Hewlett- Packard Co. (HP) announced its most recent quarterly financial statements, which included not only disappointing results, but a huge unexpected write-down related to questionable accounting at Autonomy, the software giant HP acquired in October 2011. The total hit to HP’s bottom line will be about $8.8 billion dollars, but the hit they are taking on Wall Street and in Main Street may do as much long-term damage as the short-term financial impact.
HP’s overall revenue dropped 6.5%, with PC unit revenue falling 14%, business sales down 13% and consumer unit revenue off 16% for the quarter, compared to the same quarter last year. While $8.8. billion of the company’s problems stem from accounting irregularities at Autonomy, its core business is in trouble even without these problems.
The soft PC market has been an increasingly bigger problem, as consumer spending is shifting from PCs to tablets and smart phones as these devices do more and more in their convenient small packages. Research firm International Data Corporation (IDC) figures show that PC shipments were off 8.6% in the third quarter, compared to last year, representing the biggest drop in more than ten years.
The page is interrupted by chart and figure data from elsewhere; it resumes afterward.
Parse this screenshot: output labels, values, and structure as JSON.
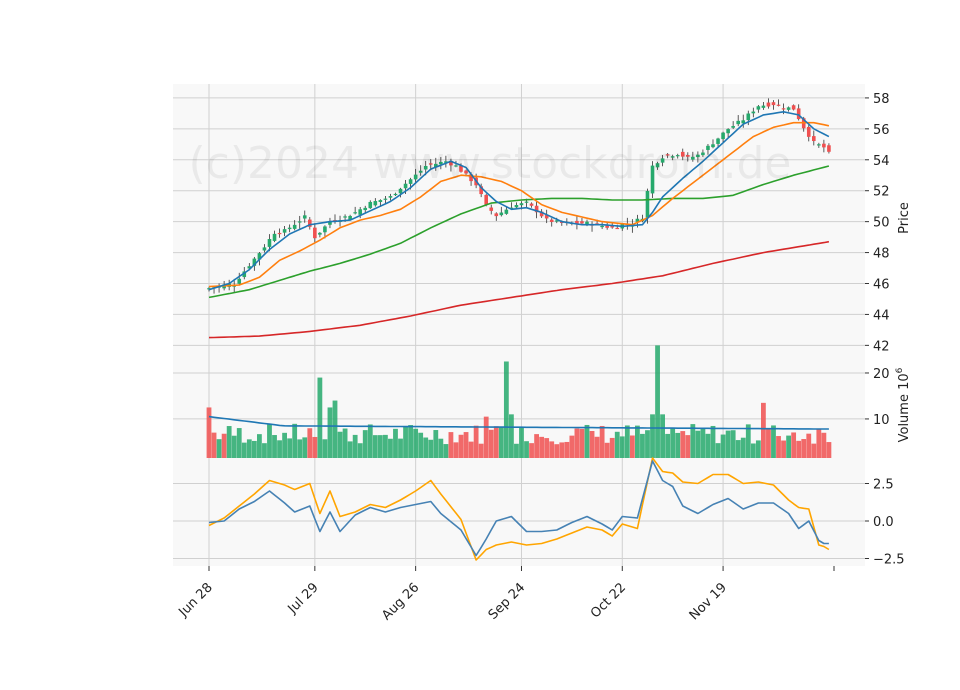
{
  "watermark": "(c)2024 www.stockdrom.de",
  "colors": {
    "up": "#26a96c",
    "down": "#f05050",
    "ma_fast": "#1f77b4",
    "ma_mid": "#ff7f0e",
    "ma_slow": "#2ca02c",
    "ma_long": "#d62728",
    "volume_ma": "#1f77b4",
    "osc_a": "#4682b4",
    "osc_b": "#ffa500",
    "panel_bg": "#f8f8f8",
    "grid": "#d0d0d0"
  },
  "chart_data": [
    {
      "type": "candlestick",
      "panel": "price",
      "ylabel": "Price",
      "ylim": [
        41.7,
        58.9
      ],
      "yticks": [
        42,
        44,
        46,
        48,
        50,
        52,
        54,
        56,
        58
      ],
      "xticks": [
        "Jun 28",
        "Jul 29",
        "Aug 26",
        "Sep 24",
        "Oct 22",
        "Nov 19"
      ],
      "xtick_index": [
        0,
        21,
        41,
        62,
        82,
        102
      ],
      "count": 124,
      "anchors": [
        [
          0,
          45.7
        ],
        [
          3,
          45.9
        ],
        [
          5,
          46.0
        ],
        [
          8,
          47.2
        ],
        [
          11,
          48.4
        ],
        [
          13,
          49.3
        ],
        [
          15,
          49.4
        ],
        [
          19,
          50.3
        ],
        [
          21,
          49.0
        ],
        [
          24,
          50.0
        ],
        [
          27,
          50.3
        ],
        [
          29,
          50.6
        ],
        [
          32,
          51.2
        ],
        [
          36,
          51.6
        ],
        [
          38,
          52.2
        ],
        [
          41,
          53.0
        ],
        [
          43,
          53.6
        ],
        [
          47,
          53.9
        ],
        [
          49,
          53.6
        ],
        [
          53,
          52.4
        ],
        [
          55,
          51.0
        ],
        [
          57,
          50.4
        ],
        [
          60,
          51.0
        ],
        [
          63,
          51.2
        ],
        [
          65,
          50.7
        ],
        [
          67,
          50.1
        ],
        [
          70,
          49.9
        ],
        [
          73,
          49.9
        ],
        [
          75,
          49.9
        ],
        [
          77,
          49.8
        ],
        [
          80,
          49.6
        ],
        [
          82,
          49.8
        ],
        [
          84,
          49.9
        ],
        [
          86,
          50.3
        ],
        [
          88,
          53.6
        ],
        [
          90,
          54.2
        ],
        [
          93,
          54.4
        ],
        [
          95,
          54.1
        ],
        [
          97,
          54.3
        ],
        [
          100,
          55.1
        ],
        [
          103,
          56.0
        ],
        [
          106,
          56.6
        ],
        [
          109,
          57.5
        ],
        [
          112,
          57.6
        ],
        [
          114,
          57.4
        ],
        [
          116,
          57.3
        ],
        [
          118,
          56.1
        ],
        [
          120,
          55.1
        ],
        [
          122,
          54.8
        ],
        [
          123,
          54.4
        ]
      ],
      "ma_fast_anchors": [
        [
          0,
          45.6
        ],
        [
          4,
          46.0
        ],
        [
          8,
          46.9
        ],
        [
          12,
          48.2
        ],
        [
          16,
          49.2
        ],
        [
          20,
          49.8
        ],
        [
          24,
          50.0
        ],
        [
          28,
          50.1
        ],
        [
          32,
          50.7
        ],
        [
          36,
          51.3
        ],
        [
          40,
          52.2
        ],
        [
          44,
          53.4
        ],
        [
          48,
          53.9
        ],
        [
          51,
          53.5
        ],
        [
          54,
          52.2
        ],
        [
          57,
          51.3
        ],
        [
          60,
          50.8
        ],
        [
          63,
          50.9
        ],
        [
          66,
          50.6
        ],
        [
          70,
          50.0
        ],
        [
          74,
          49.8
        ],
        [
          78,
          49.8
        ],
        [
          82,
          49.7
        ],
        [
          86,
          49.8
        ],
        [
          88,
          50.6
        ],
        [
          90,
          51.6
        ],
        [
          94,
          52.8
        ],
        [
          98,
          53.9
        ],
        [
          102,
          55.1
        ],
        [
          106,
          56.3
        ],
        [
          110,
          56.9
        ],
        [
          114,
          57.1
        ],
        [
          117,
          56.9
        ],
        [
          120,
          56.0
        ],
        [
          123,
          55.5
        ]
      ],
      "ma_mid_anchors": [
        [
          0,
          45.8
        ],
        [
          6,
          45.9
        ],
        [
          10,
          46.4
        ],
        [
          14,
          47.5
        ],
        [
          18,
          48.1
        ],
        [
          22,
          48.8
        ],
        [
          26,
          49.6
        ],
        [
          30,
          50.1
        ],
        [
          34,
          50.4
        ],
        [
          38,
          50.8
        ],
        [
          42,
          51.6
        ],
        [
          46,
          52.6
        ],
        [
          50,
          53.0
        ],
        [
          54,
          52.9
        ],
        [
          58,
          52.6
        ],
        [
          62,
          52.0
        ],
        [
          66,
          51.1
        ],
        [
          70,
          50.6
        ],
        [
          74,
          50.3
        ],
        [
          78,
          50.0
        ],
        [
          84,
          49.8
        ],
        [
          88,
          50.4
        ],
        [
          92,
          51.5
        ],
        [
          96,
          52.5
        ],
        [
          100,
          53.5
        ],
        [
          104,
          54.5
        ],
        [
          108,
          55.5
        ],
        [
          112,
          56.1
        ],
        [
          116,
          56.4
        ],
        [
          120,
          56.4
        ],
        [
          123,
          56.2
        ]
      ],
      "ma_slow_anchors": [
        [
          0,
          45.1
        ],
        [
          8,
          45.6
        ],
        [
          14,
          46.2
        ],
        [
          20,
          46.8
        ],
        [
          26,
          47.3
        ],
        [
          32,
          47.9
        ],
        [
          38,
          48.6
        ],
        [
          44,
          49.6
        ],
        [
          50,
          50.5
        ],
        [
          56,
          51.2
        ],
        [
          62,
          51.4
        ],
        [
          68,
          51.5
        ],
        [
          74,
          51.5
        ],
        [
          80,
          51.4
        ],
        [
          86,
          51.4
        ],
        [
          92,
          51.5
        ],
        [
          98,
          51.5
        ],
        [
          104,
          51.7
        ],
        [
          110,
          52.4
        ],
        [
          116,
          53.0
        ],
        [
          123,
          53.6
        ]
      ],
      "ma_long_anchors": [
        [
          0,
          42.5
        ],
        [
          10,
          42.6
        ],
        [
          20,
          42.9
        ],
        [
          30,
          43.3
        ],
        [
          40,
          43.9
        ],
        [
          50,
          44.6
        ],
        [
          60,
          45.1
        ],
        [
          70,
          45.6
        ],
        [
          80,
          46.0
        ],
        [
          90,
          46.5
        ],
        [
          100,
          47.3
        ],
        [
          110,
          48.0
        ],
        [
          123,
          48.7
        ]
      ]
    },
    {
      "type": "bar",
      "panel": "volume",
      "ylabel": "Volume  10^6",
      "ylim": [
        1.5,
        25
      ],
      "yticks": [
        10,
        20
      ],
      "ytick_labels": [
        "10",
        "20"
      ],
      "count": 124,
      "spikes": [
        [
          0,
          12.5
        ],
        [
          22,
          19.0
        ],
        [
          24,
          12.5
        ],
        [
          25,
          14.0
        ],
        [
          55,
          10.5
        ],
        [
          59,
          22.5
        ],
        [
          60,
          11.0
        ],
        [
          110,
          13.5
        ],
        [
          89,
          26.0
        ],
        [
          88,
          11.0
        ],
        [
          90,
          11.0
        ]
      ],
      "volume_ma_start": 10.5,
      "volume_ma_level": 8.5,
      "volume_ma_end": 7.8
    },
    {
      "type": "line",
      "panel": "oscillator",
      "ylim": [
        -3.0,
        4.2
      ],
      "yticks": [
        -2.5,
        0.0,
        2.5
      ],
      "ytick_labels": [
        "−2.5",
        "0.0",
        "2.5"
      ],
      "count": 124,
      "osc_a_anchors": [
        [
          0,
          -0.1
        ],
        [
          3,
          0.0
        ],
        [
          6,
          0.8
        ],
        [
          9,
          1.3
        ],
        [
          12,
          2.0
        ],
        [
          15,
          1.2
        ],
        [
          17,
          0.6
        ],
        [
          20,
          1.0
        ],
        [
          22,
          -0.7
        ],
        [
          24,
          0.6
        ],
        [
          26,
          -0.7
        ],
        [
          29,
          0.4
        ],
        [
          32,
          0.9
        ],
        [
          35,
          0.6
        ],
        [
          38,
          0.9
        ],
        [
          41,
          1.1
        ],
        [
          44,
          1.3
        ],
        [
          46,
          0.5
        ],
        [
          50,
          -0.6
        ],
        [
          53,
          -2.3
        ],
        [
          55,
          -1.2
        ],
        [
          57,
          0.0
        ],
        [
          60,
          0.3
        ],
        [
          63,
          -0.7
        ],
        [
          66,
          -0.7
        ],
        [
          69,
          -0.6
        ],
        [
          72,
          -0.1
        ],
        [
          75,
          0.3
        ],
        [
          78,
          -0.2
        ],
        [
          80,
          -0.6
        ],
        [
          82,
          0.3
        ],
        [
          85,
          0.2
        ],
        [
          88,
          4.0
        ],
        [
          90,
          2.7
        ],
        [
          92,
          2.3
        ],
        [
          94,
          1.0
        ],
        [
          97,
          0.5
        ],
        [
          100,
          1.1
        ],
        [
          103,
          1.5
        ],
        [
          106,
          0.8
        ],
        [
          109,
          1.2
        ],
        [
          112,
          1.2
        ],
        [
          115,
          0.5
        ],
        [
          117,
          -0.5
        ],
        [
          119,
          0.0
        ],
        [
          121,
          -1.3
        ],
        [
          122,
          -1.5
        ],
        [
          124,
          -1.5
        ]
      ],
      "osc_b_anchors": [
        [
          0,
          -0.3
        ],
        [
          3,
          0.2
        ],
        [
          6,
          1.0
        ],
        [
          9,
          1.8
        ],
        [
          12,
          2.7
        ],
        [
          15,
          2.4
        ],
        [
          17,
          2.1
        ],
        [
          20,
          2.5
        ],
        [
          22,
          0.5
        ],
        [
          24,
          2.0
        ],
        [
          26,
          0.3
        ],
        [
          29,
          0.6
        ],
        [
          32,
          1.1
        ],
        [
          35,
          0.9
        ],
        [
          38,
          1.4
        ],
        [
          41,
          2.0
        ],
        [
          44,
          2.7
        ],
        [
          46,
          1.8
        ],
        [
          50,
          0.1
        ],
        [
          53,
          -2.6
        ],
        [
          55,
          -1.9
        ],
        [
          57,
          -1.6
        ],
        [
          60,
          -1.4
        ],
        [
          63,
          -1.6
        ],
        [
          66,
          -1.5
        ],
        [
          69,
          -1.2
        ],
        [
          72,
          -0.8
        ],
        [
          75,
          -0.4
        ],
        [
          78,
          -0.6
        ],
        [
          80,
          -1.0
        ],
        [
          82,
          -0.2
        ],
        [
          85,
          -0.5
        ],
        [
          88,
          4.2
        ],
        [
          90,
          3.3
        ],
        [
          92,
          3.2
        ],
        [
          94,
          2.6
        ],
        [
          97,
          2.5
        ],
        [
          100,
          3.1
        ],
        [
          103,
          3.1
        ],
        [
          106,
          2.5
        ],
        [
          109,
          2.6
        ],
        [
          112,
          2.4
        ],
        [
          115,
          1.4
        ],
        [
          117,
          0.9
        ],
        [
          119,
          0.8
        ],
        [
          121,
          -1.6
        ],
        [
          122,
          -1.7
        ],
        [
          124,
          -2.1
        ]
      ]
    }
  ]
}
HP has lost a larger percentage of PC sales volume than the overall market, putting them in a vulnerable position.
While much of the focus will be on the $8.8 billion charge related to HPs acquisition of Autonomy, HPs senior management would be well served to focus a team on getting to the bottom of these issues and then redirecting their own attention on the company’s operations. Meg Whitman, HPs CEO, announced HP would “return to greatness” on the strength of their products as she proceeded to try to redirect attention to new hardware the company is rolling out in their business hardware unit. She also tried to guide Wall Street analysts last month, and again today, to update their forecasts to reflect HPs expectations for the coming quarter, but most analyst seem to indicate they don’t trust HPs senior management.
Calling the company’s forecasts, “pretty optimistic,” was probably about as kind a description Rob Cihra of Evercore Partners could muster when talking about HP. Referring to HP’s guidance, Cihra said, “Management’s credibility isn’t that high so when they guide for a recovery in the second half, investors take that with a big bag of salt.” With consumers interest shifting to products HP does not have a traditional foothold in (tablets and smart phones) losing analyst trust is just one more strike against the company.
HP’s CEO, Meg Whitman, needs to get things under control at HP and she needs to do it fast if they are going to make a serious run at “returning to greatness.” Pointing fingers about the $8.8 billion Autonomy issue won’t solve anything and trying to redirect attention can only work short-term. Whitman was quick to say, “The two people who should have been held responsible are gone,” referring to HP’s former CEO Leo Apotheker, and Shane Robinson, the company’s former strategy chief. At the end of the day, Whitman is at the helm now and it’s up to her and HP’s senior management team to get things back on track.